Which brings us back to Alanna Nash's lyrical lament.

"...Donald Trump...why does he have to be so nasty, insulting everyone? Such a BULLY!..."

And, submitted for your (her) approval, my take on this Twilight Zone of a candidacy.

First, Alanna did a fine job of answering her own question.

He's nasty and insulting because he's a bully.

Couple of reasons that he's a bully.

One I can prove with empirical evidence.

That one being that he has built a billion dollar empire by bullying his way to getting what he wants.

Ergo, being a bully works for him.

And if ain't broke, and all that.

The other reason?

I suspect too loved by mommy, not loved enough by daddy and/or penile dimension issues might be at play somewhere in the psychic mix, but I have no empirical evidence to back that up.

Nor would I want to go after said evidence.

The other shoe, though, the "nasty and insulting" thing, is, for Trump and his ambitions, what the packagers of breakfast cereal and/or AS SEEN ON TV stuff brand as "value added" or "SPECIAL BONUS"

Like a talented quarterback who has the ability to both go with the standard playbook while being able to read the immediate lay of the land and call audibles accordingly, Trump has sensed, from the outset, that nasty and insulting would resonate with a lot of people in this nation at this time because nasty...and insulting...and low brow...and classless...and Kanye....and Kris, Khloe, Kourtney...and Seth McFarlane...and panicky, even hysterical, paranoiac fear of more airliners flying into more skyscrapers ...are pretty prominent colors on the American canvas these days.

And making the sale and closing the deal has absolutely nothing to do with who has the best price or the best value or even the best quality.

Or even any quality at all.

It has to do entirely with who does the most masterful job of playing to the crowd.

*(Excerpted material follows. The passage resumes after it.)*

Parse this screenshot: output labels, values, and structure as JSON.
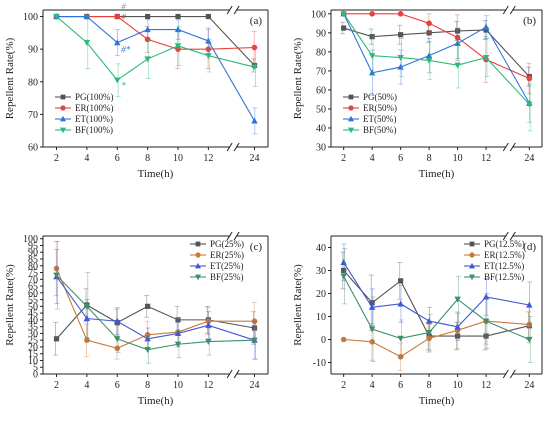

Or, more correctly, who plays well enough to draw the biggest crowd.

Even if the salesman is a racist, misogynist, blunt tool of a demagogue who any one with a reasonable IQ, fairly good eyesight and even average hearing could recognize and repudiate as a racist, misogynist, blunt tool of a demagogue.

In a country, and culture, though, that is increasingly bereft of tact, graciousness, modesty, deference, politeness, even civility, the big question mark is not so much why Trump behaves the way he does as it is just how many people in America can't see and hear this guy for what, and who, he really is.

Put in blunt Trump-speak...just how many deaf, dumb and blind Americans of voting age are currently residing in the United States?

Come July in Cleveland or, God forbid, come November all across the country....we're going to find out the exact numbers.